"You want Elizabeth," said Mrs. Ogden gently. "You want to live with Elizabeth."

Joan was silent. It was true, she did want to live with Elizabeth; she wanted her companionship, her understanding, her help in work and play; all that she stood for of freedom and endeavour. Only with Elizabeth could she hope to make good, to break once and for all the chains that bound her to the old life. If she lived with her mother she would never get free; it was good-bye to a career, even a humble one.

She knew that in her vacations she would want leisure for reading, but she could visualize what would happen when Mrs. Ogden had had time, during her absence, to store up a million trifling duties against her return. She could picture the hundred and one small impediments that would be thrown, consciously or unconsciously, in her way, if she did succeed in getting work. And above all she had a clear vision of the everlasting silent protest that would be so much more unendurable than words; the aggrieved atmosphere that would surround her.

"Mother," she said firmly, "it's true, I must live with Elizabeth if I'm ever to make good. If you won't consent to coming to London I shall have to go somehow, just the same, but I shan't go until about the middle of August, and I want you to think it over in the meantime."

Mrs. Ogden got up. "I think we've talked long enough," she said. "In any case, I have; I feel very tired." And going slowly to the door she left the room.

3

Joan sat and stared at the floor. It had been quite fruitless, as it had been in the past; she and her mother could never meet on the ground of mutual understanding and tolerance. Then why did they love each other? Why that added fetter?

The discussion that evening had held some new features. Her mother's calmness, for one thing; she had been nonplussed by it, not expecting it. Her mother had told her to take her money and go whenever she pleased; yes, but go how? What her mother gave with one hand she took away with the other. If she left her now it would be with the haunting knowledge of having left a woman who either would not or could not adapt herself to the changed circumstances; who would harbour a grievance to the end of her days. Her mother's very devotion was a weapon turned ruthlessly against her daughter, capable of robbing her of all peace of mind. This would be a bad beginning for strenuous work; and yet her mother had undoubtedly some right on her side. She had lost her husband, and she had lost Milly, and even supposing that neither of them had represented to her what Joan did, still death, when it came, was always terrible. And the talk, the gossip there would be! Everyone in Seabourne would pity her for having such an unnatural daughter; they would lift their eyebrows and purse their lips. "Very strange, a most peculiar young woman." Oh, yes, all Seabourne would be scandalized if she left home, especially at such a time. She would be thought utterly callous and odd; a kind of heartless freak.

Then there had been the subterfuge about her staying occasionally with Elizabeth. She had said, in a voice that she had tried to make casual: "Elizabeth has a flat of her own in London, and she could always put me up when I was there." That had been a lie, pure and simple, because she was a coward when it came to hurting people. She had tried to cloak her real purpose, and her mother had seen through her with humiliating ease. It was true enough that Mrs. Ogden would have to economize, and would find herself in a better position to cope with the changed circumstances if she took a flat just big enough for herself; but was that her only motive for not wanting her mother to have a spare bedroom?

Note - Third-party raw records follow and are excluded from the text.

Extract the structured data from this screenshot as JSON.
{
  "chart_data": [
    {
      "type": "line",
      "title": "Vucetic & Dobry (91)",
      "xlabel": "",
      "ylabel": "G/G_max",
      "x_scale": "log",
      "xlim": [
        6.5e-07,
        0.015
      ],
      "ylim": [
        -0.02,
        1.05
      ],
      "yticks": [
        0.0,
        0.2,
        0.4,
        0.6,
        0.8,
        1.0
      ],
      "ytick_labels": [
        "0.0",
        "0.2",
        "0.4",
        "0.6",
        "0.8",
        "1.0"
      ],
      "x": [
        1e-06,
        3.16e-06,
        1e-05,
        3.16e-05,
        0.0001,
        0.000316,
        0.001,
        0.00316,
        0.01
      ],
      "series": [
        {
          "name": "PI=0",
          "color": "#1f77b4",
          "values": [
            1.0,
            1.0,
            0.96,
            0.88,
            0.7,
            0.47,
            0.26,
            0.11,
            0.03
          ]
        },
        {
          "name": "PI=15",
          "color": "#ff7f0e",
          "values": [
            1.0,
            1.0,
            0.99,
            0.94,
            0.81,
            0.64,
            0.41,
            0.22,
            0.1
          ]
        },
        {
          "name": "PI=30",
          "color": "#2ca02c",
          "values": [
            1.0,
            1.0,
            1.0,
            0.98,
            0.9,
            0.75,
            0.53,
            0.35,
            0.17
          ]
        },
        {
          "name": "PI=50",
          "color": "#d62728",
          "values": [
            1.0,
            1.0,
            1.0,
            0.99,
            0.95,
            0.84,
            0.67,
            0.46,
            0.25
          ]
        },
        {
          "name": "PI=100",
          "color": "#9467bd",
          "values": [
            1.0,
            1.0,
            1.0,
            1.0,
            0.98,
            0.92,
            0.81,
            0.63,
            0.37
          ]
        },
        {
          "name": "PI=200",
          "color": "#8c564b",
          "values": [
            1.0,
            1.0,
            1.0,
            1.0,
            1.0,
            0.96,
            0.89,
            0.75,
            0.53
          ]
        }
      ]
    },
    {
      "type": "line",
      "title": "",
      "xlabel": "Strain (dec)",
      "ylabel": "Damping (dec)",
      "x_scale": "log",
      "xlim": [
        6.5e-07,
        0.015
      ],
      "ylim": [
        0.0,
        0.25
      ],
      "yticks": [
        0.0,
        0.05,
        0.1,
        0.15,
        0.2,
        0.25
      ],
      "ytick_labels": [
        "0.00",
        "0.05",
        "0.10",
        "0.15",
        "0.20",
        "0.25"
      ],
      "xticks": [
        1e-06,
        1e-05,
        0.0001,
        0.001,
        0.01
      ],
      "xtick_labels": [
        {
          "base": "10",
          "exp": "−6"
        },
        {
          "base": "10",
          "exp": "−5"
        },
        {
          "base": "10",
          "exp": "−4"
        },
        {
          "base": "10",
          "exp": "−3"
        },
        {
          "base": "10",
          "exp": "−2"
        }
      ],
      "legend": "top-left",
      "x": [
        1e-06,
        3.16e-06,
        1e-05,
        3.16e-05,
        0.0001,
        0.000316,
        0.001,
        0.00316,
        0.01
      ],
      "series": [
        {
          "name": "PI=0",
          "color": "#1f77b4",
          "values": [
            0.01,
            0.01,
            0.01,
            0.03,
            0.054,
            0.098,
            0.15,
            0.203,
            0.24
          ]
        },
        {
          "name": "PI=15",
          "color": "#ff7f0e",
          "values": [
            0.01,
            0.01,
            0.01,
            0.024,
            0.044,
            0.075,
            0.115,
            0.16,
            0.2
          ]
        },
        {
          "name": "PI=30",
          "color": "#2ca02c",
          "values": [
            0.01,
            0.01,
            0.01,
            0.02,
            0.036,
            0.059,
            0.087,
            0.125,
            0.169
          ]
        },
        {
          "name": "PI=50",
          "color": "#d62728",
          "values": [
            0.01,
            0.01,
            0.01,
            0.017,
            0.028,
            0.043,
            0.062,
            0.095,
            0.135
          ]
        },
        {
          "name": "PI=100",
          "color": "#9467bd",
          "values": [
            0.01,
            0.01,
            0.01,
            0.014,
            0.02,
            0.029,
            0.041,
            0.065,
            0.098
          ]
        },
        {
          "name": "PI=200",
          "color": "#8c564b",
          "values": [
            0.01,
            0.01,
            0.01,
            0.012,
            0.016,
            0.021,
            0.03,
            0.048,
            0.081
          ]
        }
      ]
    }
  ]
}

She knew that it was not. She despised herself for having descended to lies. Was she becoming a liar? The answer was not far to seek; she had lied not only to save her mother pain, but because she had not had the courage to say straight out that she intended leaving her mother's home for that of another woman. She had realized that in doing such a thing she was embarking upon the unusual; this she had felt the moment she came to putting her intention into words, and she had funked the confession.

She stopped to consider this aspect carefully. It was unusual, and because it was unusual she had been embarrassed; a hitherto unsuspected respect for convention had assailed her. She had never heard of any girl of her acquaintance taking such a step, now that she came to think of it. It was quite a common thing for men to share rooms with a friend, and, of course, girls left home when they married. When they married. Ah! that was the point, that was what made all the difference, as her mother had pointed out. If she had been able to say: "I'm going to marry Richard in August," even although the separation would still have been there, she doubted whether, in the end, her mother would really have offered any strenuous opposition. Pain she would have felt; she remembered the scene with her mother that day long ago, when Richard had proposed to her, but it would have been quite a different sort of pain; there would have been less bitterness in the thought, because marriage had the weight of centuries of custom behind it.